When I brought it up to a friend - because I was just angry and talking - he said I could claim it as an uncollectible debt on my taxes and just be done with the whole thing. I asked my tax guy about it and he said I would need to prove I tried to collect on it. But if I did I could take a deduction for the amount

I'd be careful here...you are running a fine line on fraud. She doesn't want to pay it and is trying to put the responsibility on you to be rid of a debt she owes. If you have your agreement in writing anywhere, even in Email, where she confirms that she accepted the money and just can't pay you back I'd take her to small claims court. I think that's safer than trying to write it off through the IRS because if you get audited (unlikely but certainly possible) you could be in deeper debt than she put you in already.
posted by ThomasBrobber at 2:42 PM on September 24, 2010


Response by poster: She's said that in email a couple of times already. I'm just hoping there's something I can do short of taking her to court
posted by rileyray3000 at 2:51 PM on September 24, 2010


From the IRS site:

Basis in bad debt required.
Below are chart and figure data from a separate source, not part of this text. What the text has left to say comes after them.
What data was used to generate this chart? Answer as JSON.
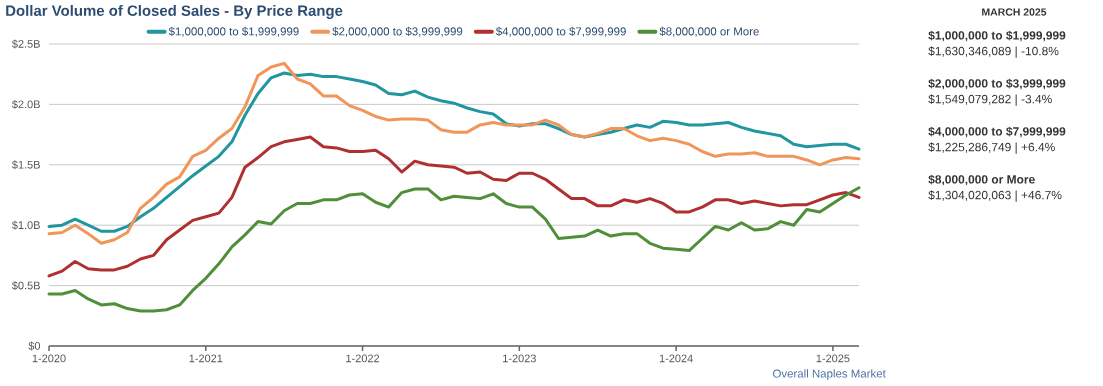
{
  "chart_data": [
    {
      "type": "line",
      "title": "Dollar Volume of Closed Sales - By Price Range",
      "x": [
        "2020-01",
        "2020-02",
        "2020-03",
        "2020-04",
        "2020-05",
        "2020-06",
        "2020-07",
        "2020-08",
        "2020-09",
        "2020-10",
        "2020-11",
        "2020-12",
        "2021-01",
        "2021-02",
        "2021-03",
        "2021-04",
        "2021-05",
        "2021-06",
        "2021-07",
        "2021-08",
        "2021-09",
        "2021-10",
        "2021-11",
        "2021-12",
        "2022-01",
        "2022-02",
        "2022-03",
        "2022-04",
        "2022-05",
        "2022-06",
        "2022-07",
        "2022-08",
        "2022-09",
        "2022-10",
        "2022-11",
        "2022-12",
        "2023-01",
        "2023-02",
        "2023-03",
        "2023-04",
        "2023-05",
        "2023-06",
        "2023-07",
        "2023-08",
        "2023-09",
        "2023-10",
        "2023-11",
        "2023-12",
        "2024-01",
        "2024-02",
        "2024-03",
        "2024-04",
        "2024-05",
        "2024-06",
        "2024-07",
        "2024-08",
        "2024-09",
        "2024-10",
        "2024-11",
        "2024-12",
        "2025-01",
        "2025-02",
        "2025-03"
      ],
      "xlim": [
        "2020-01",
        "2025-03"
      ],
      "xticks": [
        {
          "value": "2020-01",
          "label": "1-2020"
        },
        {
          "value": "2021-01",
          "label": "1-2021"
        },
        {
          "value": "2022-01",
          "label": "1-2022"
        },
        {
          "value": "2023-01",
          "label": "1-2023"
        },
        {
          "value": "2024-01",
          "label": "1-2024"
        },
        {
          "value": "2025-01",
          "label": "1-2025"
        }
      ],
      "ylim": [
        0,
        2.5
      ],
      "yticks": [
        {
          "value": 0,
          "label": "$0"
        },
        {
          "value": 0.5,
          "label": "$0.5B"
        },
        {
          "value": 1.0,
          "label": "$1.0B"
        },
        {
          "value": 1.5,
          "label": "$1.5B"
        },
        {
          "value": 2.0,
          "label": "$2.0B"
        },
        {
          "value": 2.5,
          "label": "$2.5B"
        }
      ],
      "grid": "y",
      "legend": "top",
      "series": [
        {
          "name": "$1,000,000 to $1,999,999",
          "color": "#2196a0",
          "values": [
            0.99,
            1.0,
            1.05,
            1.0,
            0.95,
            0.95,
            0.99,
            1.07,
            1.14,
            1.23,
            1.32,
            1.41,
            1.49,
            1.57,
            1.69,
            1.91,
            2.09,
            2.22,
            2.26,
            2.24,
            2.25,
            2.23,
            2.23,
            2.21,
            2.19,
            2.16,
            2.09,
            2.08,
            2.11,
            2.06,
            2.03,
            2.01,
            1.97,
            1.94,
            1.92,
            1.84,
            1.82,
            1.84,
            1.84,
            1.8,
            1.75,
            1.73,
            1.75,
            1.77,
            1.8,
            1.83,
            1.81,
            1.86,
            1.85,
            1.83,
            1.83,
            1.84,
            1.85,
            1.81,
            1.78,
            1.76,
            1.74,
            1.67,
            1.65,
            1.66,
            1.67,
            1.67,
            1.63
          ]
        },
        {
          "name": "$2,000,000 to $3,999,999",
          "color": "#f0965a",
          "values": [
            0.93,
            0.94,
            1.0,
            0.93,
            0.85,
            0.88,
            0.94,
            1.14,
            1.23,
            1.34,
            1.4,
            1.57,
            1.62,
            1.72,
            1.8,
            1.98,
            2.24,
            2.31,
            2.34,
            2.21,
            2.17,
            2.07,
            2.07,
            1.99,
            1.95,
            1.9,
            1.87,
            1.88,
            1.88,
            1.87,
            1.79,
            1.77,
            1.77,
            1.83,
            1.85,
            1.83,
            1.83,
            1.83,
            1.87,
            1.83,
            1.75,
            1.73,
            1.76,
            1.8,
            1.8,
            1.74,
            1.7,
            1.72,
            1.7,
            1.67,
            1.61,
            1.57,
            1.59,
            1.59,
            1.6,
            1.57,
            1.57,
            1.57,
            1.54,
            1.5,
            1.54,
            1.56,
            1.55
          ]
        },
        {
          "name": "$4,000,000 to $7,999,999",
          "color": "#b03030",
          "values": [
            0.58,
            0.62,
            0.7,
            0.64,
            0.63,
            0.63,
            0.66,
            0.72,
            0.75,
            0.88,
            0.96,
            1.04,
            1.07,
            1.1,
            1.23,
            1.48,
            1.56,
            1.65,
            1.69,
            1.71,
            1.73,
            1.65,
            1.64,
            1.61,
            1.61,
            1.62,
            1.55,
            1.44,
            1.53,
            1.5,
            1.49,
            1.48,
            1.43,
            1.44,
            1.38,
            1.37,
            1.43,
            1.43,
            1.38,
            1.3,
            1.22,
            1.22,
            1.16,
            1.16,
            1.21,
            1.19,
            1.22,
            1.18,
            1.11,
            1.11,
            1.15,
            1.21,
            1.21,
            1.18,
            1.2,
            1.18,
            1.16,
            1.17,
            1.17,
            1.21,
            1.25,
            1.27,
            1.23
          ]
        },
        {
          "name": "$8,000,000 or More",
          "color": "#4f8f3a",
          "values": [
            0.43,
            0.43,
            0.46,
            0.39,
            0.34,
            0.35,
            0.31,
            0.29,
            0.29,
            0.3,
            0.34,
            0.46,
            0.56,
            0.68,
            0.82,
            0.92,
            1.03,
            1.01,
            1.12,
            1.18,
            1.18,
            1.21,
            1.21,
            1.25,
            1.26,
            1.19,
            1.15,
            1.27,
            1.3,
            1.3,
            1.21,
            1.24,
            1.23,
            1.22,
            1.26,
            1.18,
            1.15,
            1.15,
            1.05,
            0.89,
            0.9,
            0.91,
            0.96,
            0.91,
            0.93,
            0.93,
            0.85,
            0.81,
            0.8,
            0.79,
            0.89,
            0.99,
            0.96,
            1.02,
            0.96,
            0.97,
            1.03,
            1.0,
            1.13,
            1.11,
            1.18,
            1.25,
            1.31
          ]
        }
      ],
      "annotations": [
        "Overall Naples Market"
      ]
    },
    {
      "type": "other",
      "title": "MARCH 2025",
      "categories": [
        "$1,000,000 to $1,999,999",
        "$2,000,000 to $3,999,999",
        "$4,000,000 to $7,999,999",
        "$8,000,000 or More"
      ],
      "value_labels": [
        "$1,630,346,089 | -10.8%",
        "$1,549,079,282 | -3.4%",
        "$1,225,286,749 | +6.4%",
        "$1,304,020,063 | +46.7%"
      ]
    }
  ]
}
To deduct a bad debt, you must have a basis in it—that is, you must have already included the amount in your income or loaned out your cash. For example, you cannot claim a bad debt deduction for court-ordered child support not paid to you by your former spouse. If you are a cash method taxpayer (most individuals are), you generally cannot take a bad debt deduction for unpaid salaries, wages, rents, fees, interest, dividends, and similar items.

When deductible. You can take a bad debt deduction only in the year the debt becomes worthless. You do not have to wait until a debt is due to determine whether it is worthless. A debt becomes worthless when there is no longer any chance that the amount owed will be paid.

It is not necessary to go to court if you can show that a judgment from the court would be uncollectible. You must only show that you have taken reasonable steps to collect the debt. Bankruptcy of your debtor is generally good evidence of the worthlessness of at least a part of an unsecured and unpreferred debt.

Non-business bad debt
posted by Zophi at 2:59 PM on September 24, 2010 [1 favorite]


Is taking her to court going to put any blacker a mark on your friendship than this rancid debt already has? I don't see how.

Take her to court, explain that it's nothing personal but that in order to make things right with your taxes you need to prove that you have done everything you can to collect. I'm so sorry, it must hurt a lot to be in this situation with someone you have greatly admired. But the time has come to look after yourself.
posted by hermitosis at 5:11 PM on September 24, 2010 [4 favorites]


It is amazing what that letter from small claims court can do to people. You may actually see money again. She is taking liberties with you likely because she believes you will not take any action. So take it.
posted by micawber at 9:26 PM on September 24, 2010 [1 favorite]


Since no one's mentioned it, it sounds to me like she's been taken in by one or more "Nigerian 419"-type scammers.